私はいつだって「あなたはテレビ史上最高のパパ」だって言うし、本当にそうだった。
ボブ、あなたのことが恋しくなると思う。あなたのお葬式では絶対に不適切なジョークを言うから。あなたの名誉のためにね。そういうの欲しかったでしょ、分かってるから。
でも、もっと長くこっちにいてくれるはずだったのに…
ちょームカつく。
みなさん愛をありがとう。
彼の最高の奥さんと私のフルハウスファミリーへ、一緒に乗り越えよう。」
⑥ キミー役:アンドリア・バーバー (Andrea Barber)
「心が張り裂けそう。彼はハリウッドにいる誰よりも大きな心を持った人だった。

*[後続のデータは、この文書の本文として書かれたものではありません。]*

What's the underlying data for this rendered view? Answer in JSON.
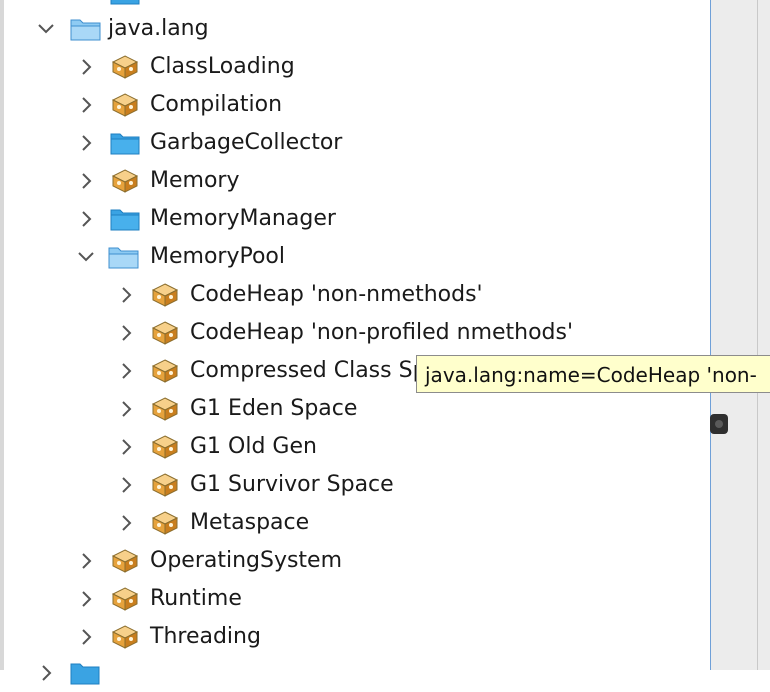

誰よりも大きなハグをくれる人だった。彼をもう一度抱きしめることができないなんて、本当にショック。ボブは、メールや会話の最後をいつも「愛してるよ」で締めくくってくれた。長い間会っていなくても、この前会ったばかりでも、それは変わらなかった。彼は深く激しく愛してくれた。彼は、その人が自分にとってどんなに大切な存在か、本人に伝えることを絶対にためらわなかった。これは私がボブから学んだ一番の教訓。愛してると伝えることをためらわない。ボブは私が彼を愛してるって分かっていたし、彼がそれを分かっていてくれてたって思うことで、気持ちが安らぐの。
私の大事な友達へ、ゆっくり休んでね。あなたが天国でみんなをほっぺが痛くなるくらいまで笑わせてるって、信じてる。あなたがこっちでそうしてたようにね。」
⑦スティーブ役:スコット・ウェインガー (Scott Weinger)

「ボブ・サゲットは友人以上の存在だった。僕にとってのお兄ちゃんみたいな存在。彼よりも僕を笑わせてくれる人は他にいなかった。次の日が腹筋が痛くなるほどね。彼は、大事な人たちに「愛してる」というチャンスがあれば決して逃さない素晴らしい人でもあった。ボブは強皮症研究所の熱心な支援者でもあり、彼の姉を奪ったその病気の治療法を探すために尽力していたんだ。彼の思い出と共に、ぜひ寄付を考えてみてください。」
最後に…
どのコメントも、ボブの人となりが分かる、愛に溢れたものでしたね。訳しながら涙が出てしまうこともありました。フルハウスが好きなたくさんの日本人に読んでほしいので、気に入ったらぜひシェアしてください。
筆者はプロの翻訳家ではないですが、違和感なく読んでいただけていたら嬉しいです。ネイティブでも意味が不明瞭な言葉があったり、直訳的な文章は原文の雰囲気を壊してしまう気がしたので、今回はなるべく自然な日本語に聞こえることを最優先に訳しました。お付き合いいただきありがとうございます。今日はフルハウスを観て彼の功績を称えたいと思います。